Equally frustrating: waiting for the government to make good on its promise to modernize digital-payments infrastructure and break the oligopoly’s control over who gets to access the Real-Time Rail. That effort is now some four years behind schedule, although the federal government said last month that it would amend the Canadian Payments Act to allow more financial companies to access the system directly. “It’s pretty inexcusable how long we’ve taken to get it sorted,” Moor said.
Avoiding the hard stuff has consequences. A more competitive banking system and modern payments system would have helped cope with the pandemic and inflation. Imagine if the political class had started thinking seriously about the housing crisis a decade ago, instead of only recently. The national mood would be dramatically different if Ottawa, the provinces and municipalities had a cohesive plan.
Instead, governments are run like volunteer fire departments. Stephen Harper liked to boast about his handling of the Great Recession, just as Prime Minister Justin Trudeau likes to boast about his handling of the COVID-19 crisis. Their true legacies are how little they accomplished the rest of the time. As the saying possibly misattributed to Anton Chekhov goes, “Any idiot can face a crisis—it’s the day-to-day living that wears you out.”
Andrew Moor, CEO of EQ Bank, is photographed in Toronto, in April 2023. Photo: The Canadian Press/Chris Young
Moor was unsure why politics is so broken. He offered that social media has increased polarization, making it easier for a committed minority to derail projects designed for the greater good. “It does seem like sometimes the need to consult goes beyond what’s reasonable,” he said. “If you stand on the side of not doing something, it’s easier to stand in the way of things than it ever has been.”

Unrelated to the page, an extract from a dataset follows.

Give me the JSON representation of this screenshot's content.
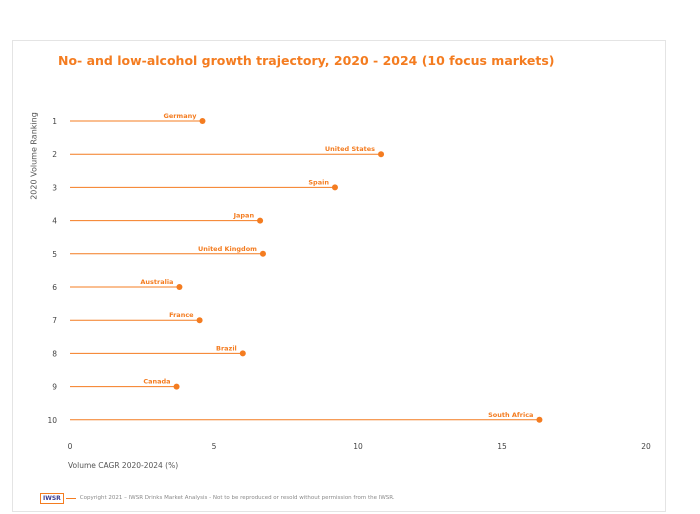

The other problem is incentives. The major political parties used to assume that the path to victory required building broad coalitions. One way to appeal to non-partisans was to be seen as capable of governing. Prime ministers drew on multiple constituencies, so they could risk alienating certain supporters to move controversial projects along.
Politics no longer works like that. Technology and data allow parties to narrowly define their supporters; they know where their voters live and what excites them. Parties have learned that turning out their core supporters is a more productive use of resources than trying to win new ones. The political class’s embrace of “vote efficiency” means every decision is weighted against how it will go over with the roughly third of the electorate that will reliably vote Liberal or Conservative. We’re in an era of pup-tent politics and it’s affecting the way policy is made.
The spillover effects of a democracy based on vote efficiency has received too little attention. “What we’re trying to do is be a bit of a catalyst for change in the Canadian system,” Moor said. “We want to play a useful role in society.” Lawmakers no doubt feel the same. The problem is the incentives they face after they are elected cause them to do the opposite.
Kevin Carmichael is The Logic’s economics columnist and editor-at-large. He has spent more than two decades covering economics, business and finance for outlets including Bloomberg News, The Globe and Mail and the Financial Post, where he also served as editor-in-chief.